何もない方が貴重になってきている気がする。
「やっぱり、私は、『博麗霊夢』として生きていくしかないのかしら?」
ある日の神社。異変も何もない日常。
「ああ?お前は最初から『博麗霊夢』じゃないか。」
「本当の私は『博麗霊夢』なの?私はどうあればいいの?」
「どうしたんだ霊夢?お前は生まれた時から博麗の巫女を継ぐことが決まっていたんじゃないか。」
「そう…だったかしら。」
そうだ。私が物心ついたころには『博麗霊夢』がいた。
「ああ、そうだ。
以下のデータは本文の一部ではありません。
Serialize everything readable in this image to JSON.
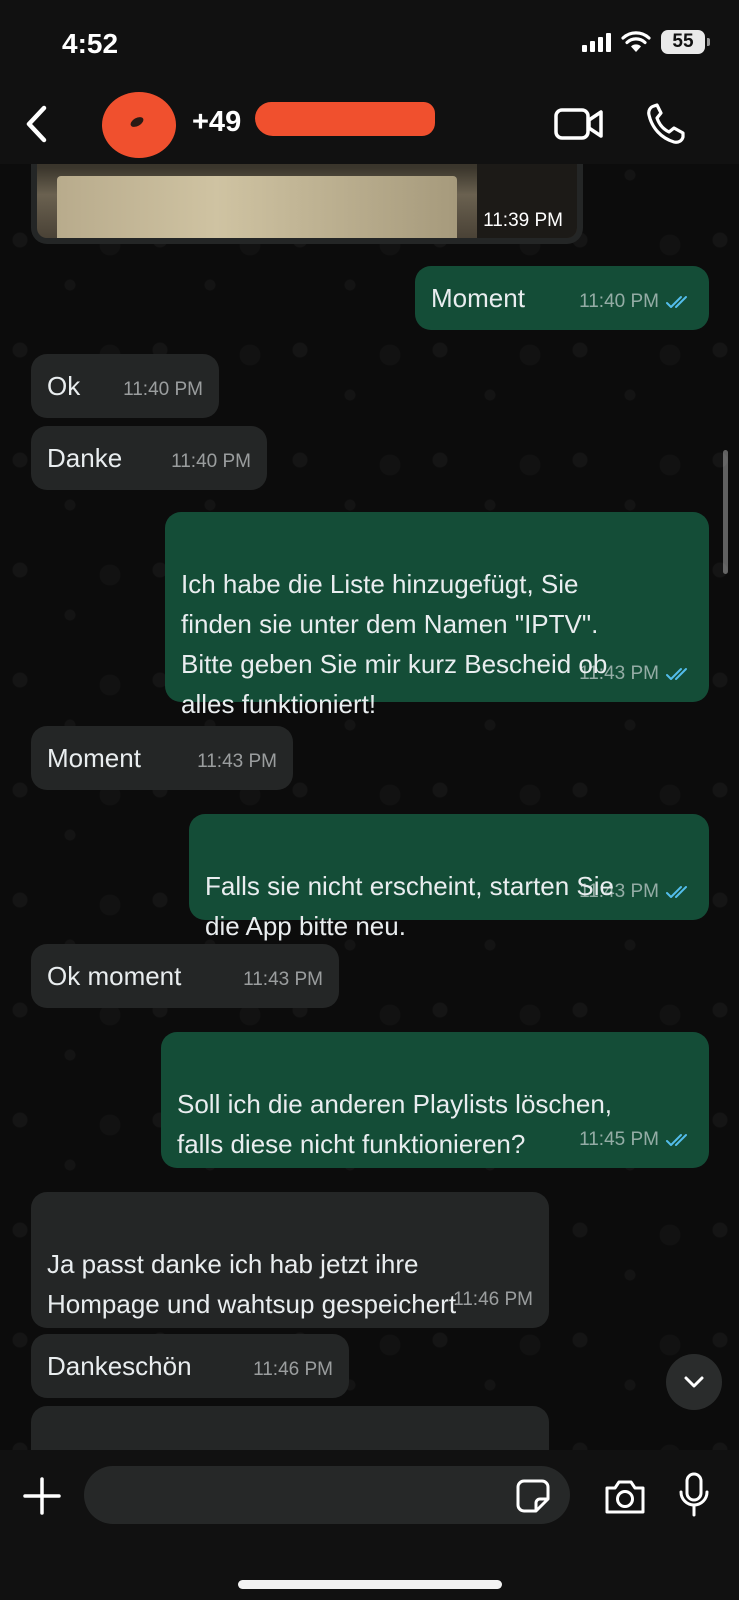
{
  "status_bar": {
    "time": "4:52",
    "battery": "55"
  },
  "header": {
    "contact_name": "+49"
  },
  "image_message": {
    "time": "11:39 PM"
  },
  "messages": [
    {
      "direction": "out",
      "text": "Moment",
      "time": "11:40 PM"
    },
    {
      "direction": "in",
      "text": "Ok",
      "time": "11:40 PM"
    },
    {
      "direction": "in",
      "text": "Danke",
      "time": "11:40 PM"
    },
    {
      "direction": "out",
      "text": "Ich habe die Liste hinzugefügt, Sie\nfinden sie unter dem Namen \"IPTV\".\nBitte geben Sie mir kurz Bescheid ob\nalles funktioniert!",
      "time": "11:43 PM"
    },
    {
      "direction": "in",
      "text": "Moment",
      "time": "11:43 PM"
    },
    {
      "direction": "out",
      "text": "Falls sie nicht erscheint, starten Sie\ndie App bitte neu.",
      "time": "11:43 PM"
    },
    {
      "direction": "in",
      "text": "Ok moment",
      "time": "11:43 PM"
    },
    {
      "direction": "out",
      "text": "Soll ich die anderen Playlists löschen,\nfalls diese nicht funktionieren?",
      "time": "11:45 PM"
    },
    {
      "direction": "in",
      "text": "Ja passt danke ich hab jetzt ihre\nHompage und wahtsup gespeichert",
      "time": "11:46 PM"
    },
    {
      "direction": "in",
      "text": "Dankeschön",
      "time": "11:46 PM"
    }
  ],
  "input": {
    "placeholder": ""
  },
  "colors": {
    "outgoing_bubble": "#144d37",
    "incoming_bubble": "#242626",
    "read_ticks": "#53bdeb"
  }
}
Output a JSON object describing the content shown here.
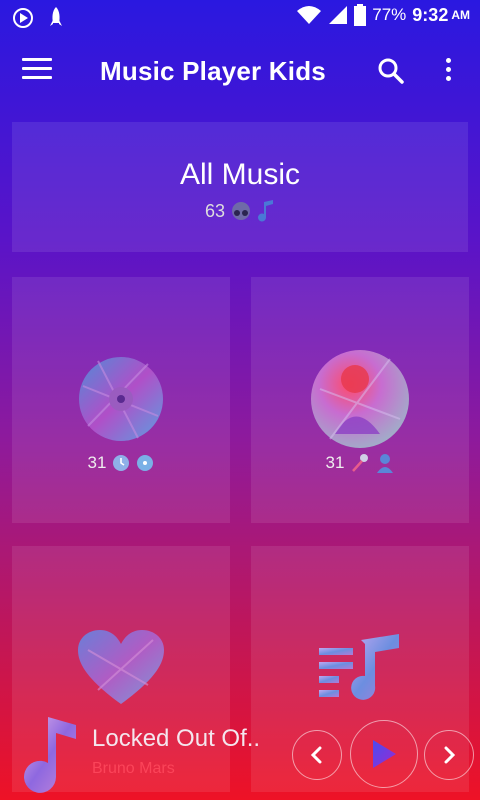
{
  "status_bar": {
    "battery": "77%",
    "time": "9:32",
    "ampm": "AM",
    "icons": [
      "media-play-icon",
      "rocket-icon",
      "wifi-icon",
      "signal-icon",
      "battery-icon"
    ]
  },
  "app_bar": {
    "title": "Music Player Kids",
    "icons": [
      "menu-icon",
      "search-icon",
      "more-vert-icon"
    ]
  },
  "all_music": {
    "title": "All Music",
    "count": "63",
    "icons": [
      "headphones-icon",
      "music-note-icon"
    ]
  },
  "tiles": [
    {
      "name": "albums",
      "count": "31",
      "icons": [
        "clock-icon",
        "disc-icon"
      ]
    },
    {
      "name": "artists",
      "count": "31",
      "icons": [
        "microphone-icon",
        "person-icon"
      ]
    },
    {
      "name": "favorites",
      "count": "",
      "icons": [
        "heart-icon"
      ]
    },
    {
      "name": "playlists",
      "count": "",
      "icons": [
        "playlist-icon"
      ]
    }
  ],
  "now_playing": {
    "title": "Locked Out Of..",
    "artist": "Bruno Mars",
    "controls": [
      "previous-icon",
      "play-icon",
      "next-icon"
    ]
  },
  "colors": {
    "gradient_top": "#2a18e0",
    "gradient_bottom": "#ee1226",
    "play_accent": "#7a2cff"
  }
}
お前が『博麗霊夢』であることは私が『霧雨魔理沙』であることと同じで必然だ。それをどうして疑うんだ?」
「いいわねあんたは。」
霊夢の瞳が私を見る。
「真っすぐに『霧雨魔理沙』として生きていけて。」
霊夢はそう言った。でも私は真っすぐじゃない。『霧雨道具店の娘』という名を捨てた私は歪みきっている。歪んで歪んで…。そうして『
「お前の方が真っすぐだよ。私は進むべき道から逸れた人生を送っているんだ。」
「私はもう、真っすぐに生きることなんてできないのよ?歪みきった私の人生はもう、真っすぐに戻すことは出来ない。」
「私にだってできないさ。」
あの頃の『お嬢様』に戻ることなんて。もう二度と出来ない。
「真っすぐな人生を捨てて、歪んだ人生を選んだんだ。もう、私はそこで生きていくしかない。だろ?」
「時々思うの。真っすぐに生きていたらどうなっていたんだろうって。」
「私は戻りたくない。真っすぐになるならもっともっと歪んで生きていく方がいい。」
もうあの頃には戻れなくても、私は。
「私は今も魔法に憧れてるんだよ。」
この憧憬は誰にも止められない。
「私のこの人生が真っすぐになるように、この想いを貫いて生きていくんだ。」
そうだ。霧雨魔理沙は魔法使い。いつまでも普通の魔法使いであり続けるのだ。その道がいつかきっと真っすぐな道となる。